By: Business Today Egypt

Wed, Mar. 23, 2022

The Russia-Ukraine conflict continues to affect the local economy, being cited as one of the main reasons why Egypt has recently lowered its expectations for the country’s real GDP growth in the upcoming fiscal year of FY2022/2023.

In statements before the cabinet’s weekly meeting, Minister of Planning and Economic Development Hala El Said revealed that Egypt’s real GDP forecast has dropped to 5.5% from 5.7%, which was released in January before the conflict began.

After the meeting, the cabinet released a statement that it plans to narrow its budget deficit to 6.1% of Egypt’s GDP for the FY2022/2023, targeting a primary surplus of 1.5%.

El Said pointed out that the conflict caused significant shock in the global markets, which has reflected negatively on trade, investment and inflation rates around the world. On inflation projections, El-Said said that the government plans to contain the inflationary wave.

Prime Minister Mostafa Madbouly noted at the meeting that the finance ministry will be restructuring its FY2022/2023 plan, in consideration of global and domestic economic developments.

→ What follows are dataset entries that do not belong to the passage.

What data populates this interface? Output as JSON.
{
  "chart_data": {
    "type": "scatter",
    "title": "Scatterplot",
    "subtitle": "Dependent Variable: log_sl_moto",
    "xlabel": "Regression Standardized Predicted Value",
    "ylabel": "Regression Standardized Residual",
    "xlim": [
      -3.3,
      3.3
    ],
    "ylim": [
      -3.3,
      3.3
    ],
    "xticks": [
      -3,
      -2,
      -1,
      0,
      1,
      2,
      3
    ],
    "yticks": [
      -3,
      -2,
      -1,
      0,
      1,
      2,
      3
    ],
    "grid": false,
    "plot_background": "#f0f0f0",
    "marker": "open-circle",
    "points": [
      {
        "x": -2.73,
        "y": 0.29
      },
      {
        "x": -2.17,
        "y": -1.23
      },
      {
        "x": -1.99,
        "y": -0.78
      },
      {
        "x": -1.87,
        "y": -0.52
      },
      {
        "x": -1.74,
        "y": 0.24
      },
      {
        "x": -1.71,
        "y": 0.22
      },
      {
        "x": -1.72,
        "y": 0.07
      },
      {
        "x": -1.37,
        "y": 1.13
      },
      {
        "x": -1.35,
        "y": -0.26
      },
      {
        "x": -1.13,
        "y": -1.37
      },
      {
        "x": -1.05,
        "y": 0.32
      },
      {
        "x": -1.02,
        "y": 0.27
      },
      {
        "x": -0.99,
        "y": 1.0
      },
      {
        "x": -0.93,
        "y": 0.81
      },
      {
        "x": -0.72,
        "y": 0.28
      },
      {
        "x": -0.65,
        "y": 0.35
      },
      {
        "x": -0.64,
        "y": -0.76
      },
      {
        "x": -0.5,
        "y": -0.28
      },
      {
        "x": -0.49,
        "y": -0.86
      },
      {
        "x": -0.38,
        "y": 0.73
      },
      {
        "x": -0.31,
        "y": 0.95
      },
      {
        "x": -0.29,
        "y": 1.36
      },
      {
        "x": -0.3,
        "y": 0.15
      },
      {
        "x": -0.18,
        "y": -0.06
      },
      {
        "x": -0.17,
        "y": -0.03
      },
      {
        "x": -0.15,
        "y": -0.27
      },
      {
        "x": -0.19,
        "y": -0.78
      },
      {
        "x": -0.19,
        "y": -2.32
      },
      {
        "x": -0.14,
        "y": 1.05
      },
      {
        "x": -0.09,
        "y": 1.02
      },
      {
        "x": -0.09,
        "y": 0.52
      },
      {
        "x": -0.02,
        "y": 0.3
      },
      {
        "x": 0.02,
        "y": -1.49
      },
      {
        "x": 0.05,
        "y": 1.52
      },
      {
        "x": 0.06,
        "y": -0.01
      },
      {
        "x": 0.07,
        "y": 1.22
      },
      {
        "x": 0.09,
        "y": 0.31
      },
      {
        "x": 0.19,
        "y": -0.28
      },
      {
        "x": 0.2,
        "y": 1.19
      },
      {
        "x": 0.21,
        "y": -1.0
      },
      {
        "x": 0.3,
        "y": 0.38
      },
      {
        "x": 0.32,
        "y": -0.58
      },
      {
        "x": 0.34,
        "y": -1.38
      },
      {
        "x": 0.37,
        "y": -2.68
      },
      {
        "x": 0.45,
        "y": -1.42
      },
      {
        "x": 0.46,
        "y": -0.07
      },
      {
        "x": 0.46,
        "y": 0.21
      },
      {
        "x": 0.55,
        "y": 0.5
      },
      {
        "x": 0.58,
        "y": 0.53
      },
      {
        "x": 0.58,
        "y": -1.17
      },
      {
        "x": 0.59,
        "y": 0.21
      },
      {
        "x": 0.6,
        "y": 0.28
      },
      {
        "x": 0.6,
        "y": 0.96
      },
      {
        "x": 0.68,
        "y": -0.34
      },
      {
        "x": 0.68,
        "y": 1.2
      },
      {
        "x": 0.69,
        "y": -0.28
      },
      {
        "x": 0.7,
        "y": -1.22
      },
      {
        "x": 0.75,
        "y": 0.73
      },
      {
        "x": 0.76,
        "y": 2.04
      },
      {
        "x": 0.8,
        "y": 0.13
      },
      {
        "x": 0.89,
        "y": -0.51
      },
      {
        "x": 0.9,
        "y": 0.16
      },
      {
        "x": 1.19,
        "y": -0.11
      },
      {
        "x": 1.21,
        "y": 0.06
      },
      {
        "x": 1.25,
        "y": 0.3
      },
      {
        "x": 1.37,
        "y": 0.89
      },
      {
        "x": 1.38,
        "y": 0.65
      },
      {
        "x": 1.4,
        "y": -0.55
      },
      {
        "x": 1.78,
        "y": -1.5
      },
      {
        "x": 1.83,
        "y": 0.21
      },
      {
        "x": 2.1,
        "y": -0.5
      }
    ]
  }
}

Minister of Finance Mohamed Maait said that the government may resort to revising the targets of the upcoming FY2022/23 as a result of the crisis’s spillover on the global and local economy.

Maait said that Egypt is expected to record a budget deficit of 6.7 percent in the current FY2021/22, adding that the government could revisit this target in light of the ongoing challenges.

El-Said said that FY2022/23 would see an increase in public investment allocations by 15.2 percent, down from 16.2 percent estimated prior to the conflict, to represent 78 percent of the total investments during the fiscal year.

Moreover, the government intends to lower the gross debt to GDP ratio to below 90%in FY2022/23, and down to 82.5% by the end of FY2024/25, as well as lowering the debt service to less than 30% of the total budget expenditure in FY2022/23.